A group of marina owners in Kentucky who fear that a new proposed marina site on Lake Cumberland could further hurt their business are asking a federal judge to block the proposal.
The group says the south-central Kentucky lake does not need another marina because existing ones are hurting or even shutting down, according to the Associated Press.
Tourism on the traditionally popular recreational lake has been hampered by the lowering of water levels in 2007 to ease pressure on Wolf Creek Dam while it undergoes massive repairs and reinforcing.
The Lake Cumberland Association sued the U.S. Army Corps of Engineers on Tuesday and asked a judge to keep the agency from allowing a new marina site to be leased in Russell County.
Bill Jasper, who owns two marinas on the lake, said the proposal should be delayed until the lake levels are restored and businesses have a chance to recover.
"It just seems counterintuitive that this would be the appropriate time to add a marina on the lake," Jasper, who is a member of the association that filed the suit, told the AP.
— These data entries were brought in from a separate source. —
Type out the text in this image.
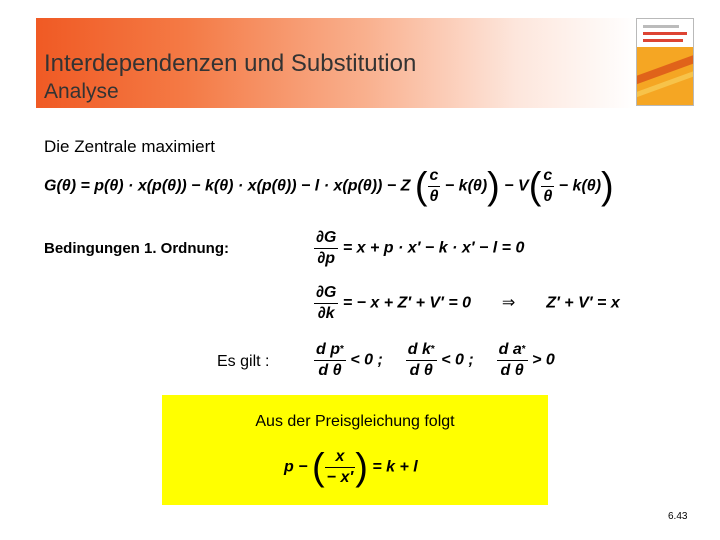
Interdependenzen und Substitution
Analyse
Die Zentrale maximiert
G(θ) = p(θ) · x(p(θ)) − k(θ) · x(p(θ)) − l · x(p(θ)) − Z ( $\frac{c}{\theta} - k(\theta)) - V( \frac{c}{\theta} - k(\theta))$
Bedingungen 1. Ordnung:	$\frac{\partial G}{\partial p} = x + p \cdot x' - k \cdot x' - l = 0$
$\frac{\partial G}{\partial k}$ = − x + Z′ + V′ = 0 ⇒ Z′ + V′ = x
Es gilt :	$\frac{d p^*}{\text{d θ}} < 0$ ; $\frac{d k^*}{\text{d θ}} < 0$ ; $\frac{d a^*}{\text{d θ}} > 0$
Aus der Preisgleichung folgt
p − ( $\frac{x}{- x'}$ ) = k + l
6.43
The Corps of Engineers declined to comment because the litigation is pending, Nashville District spokesman Lee Roberts said.
The lake's water level has remained about 40 feet below normal since 2007.
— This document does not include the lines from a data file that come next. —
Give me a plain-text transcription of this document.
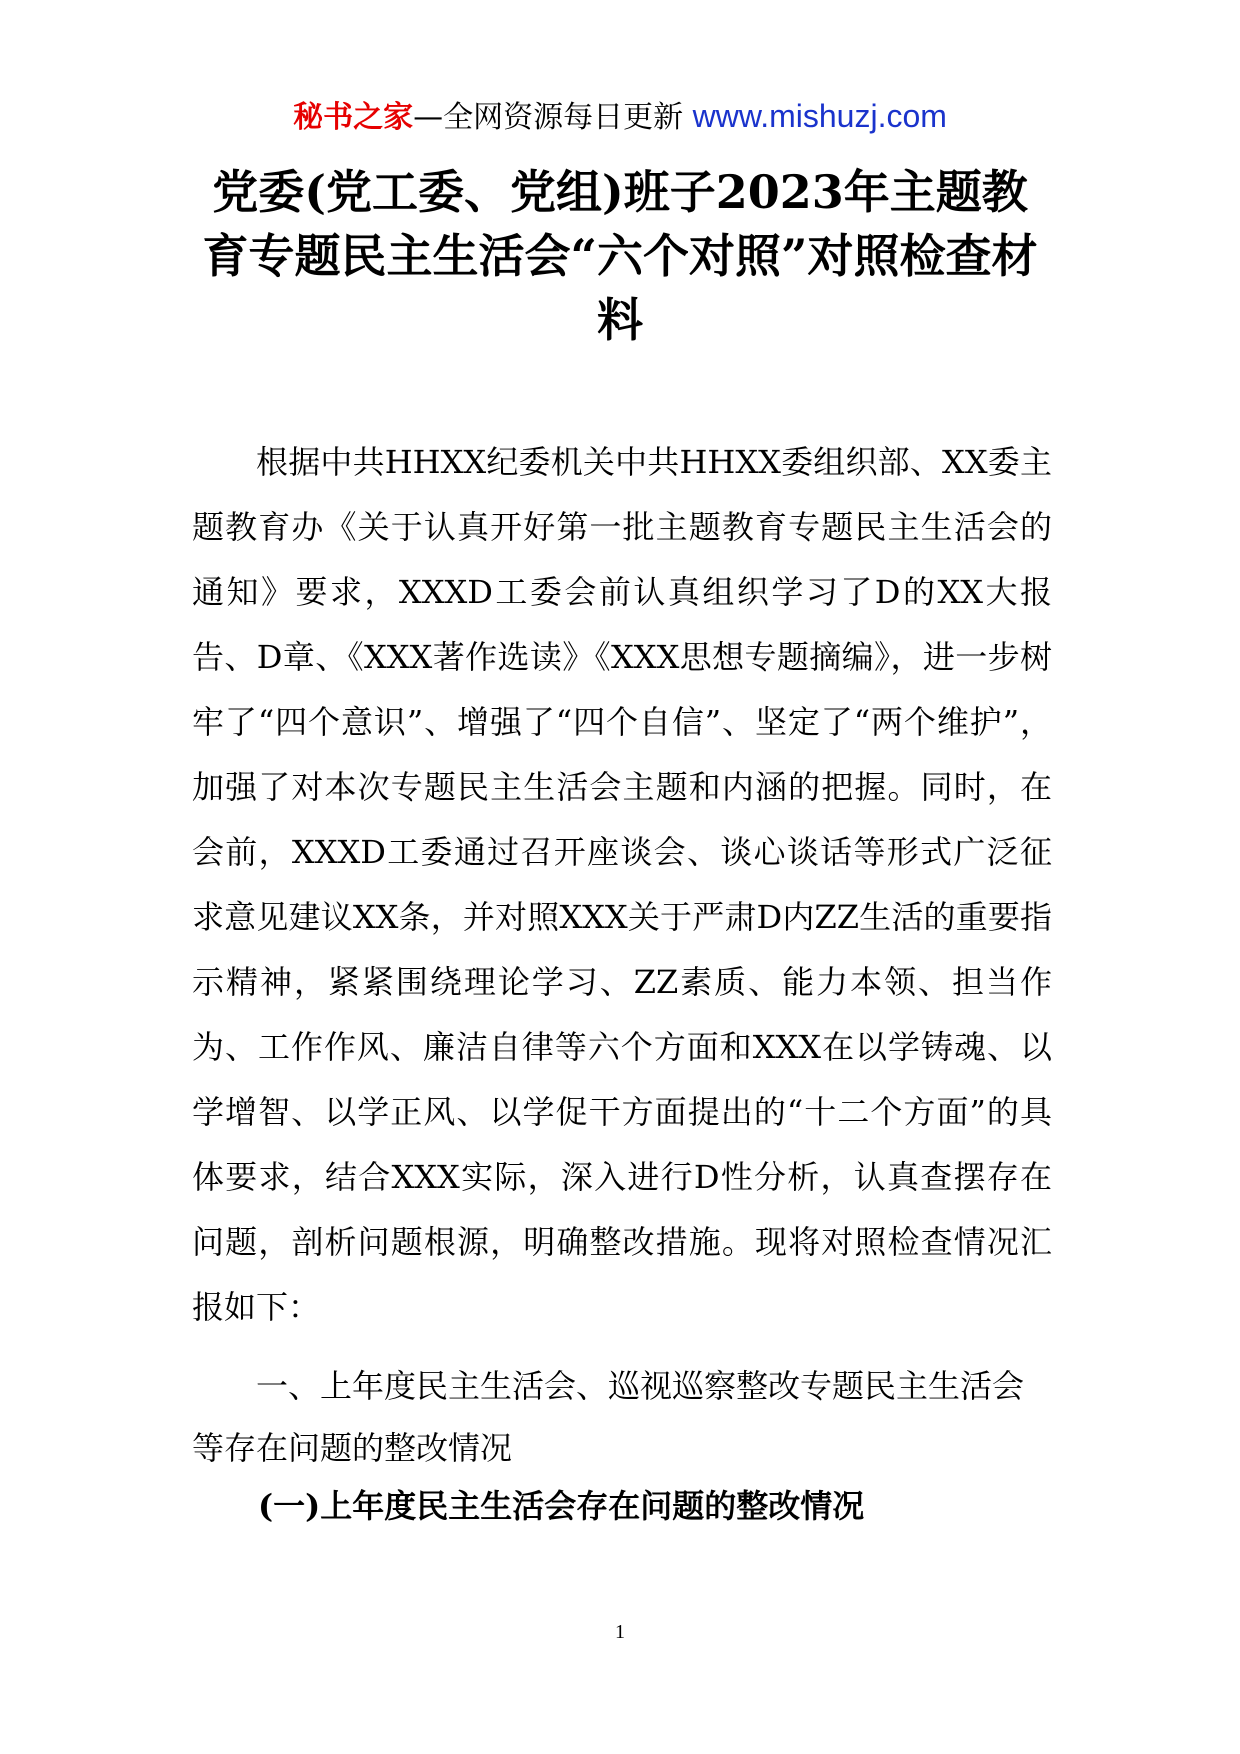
秘书之家—全网资源每日更新 www.mishuzj.com
党委(党工委、党组)班子2023年主题教育专题民主生活会“六个对照”对照检查材料

根据中共HHXX纪委机关中共HHXX委组织部、XX委主题教育办《关于认真开好第一批主题教育专题民主生活会的通知》要求，XXXD工委会前认真组织学习了D的XX大报告、D章、《XXX著作选读》《XXX思想专题摘编》，进一步树牢了“四个意识”、增强了“四个自信”、坚定了“两个维护”，加强了对本次专题民主生活会主题和内涵的把握。同时，在会前，XXXD工委通过召开座谈会、谈心谈话等形式广泛征求意见建议XX条，并对照XXX关于严肃D内ZZ生活的重要指示精神，紧紧围绕理论学习、ZZ素质、能力本领、担当作为、工作作风、廉洁自律等六个方面和XXX在以学铸魂、以学增智、以学正风、以学促干方面提出的“十二个方面”的具体要求，结合XXX实际，深入进行D性分析，认真查摆存在问题，剖析问题根源，明确整改措施。现将对照检查情况汇报如下：

一、上年度民主生活会、巡视巡察整改专题民主生活会等存在问题的整改情况
(一)上年度民主生活会存在问题的整改情况
1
The suit says allowing the new site, called Rowena Landing South, to be leased "poses significant risks of immediate and irreparable harm to the other marina owners." The Corps of Engineers has said the water level likely will remain low until 2014. The new marina could open in April 2013, according to the lawsuit.
The 15-page lawsuit details businesses' struggles on the lake since the level was lowered. Five marinas on the lake have failed since 2010 and there are about 1,000 vacant boat slips, the lawsuit said.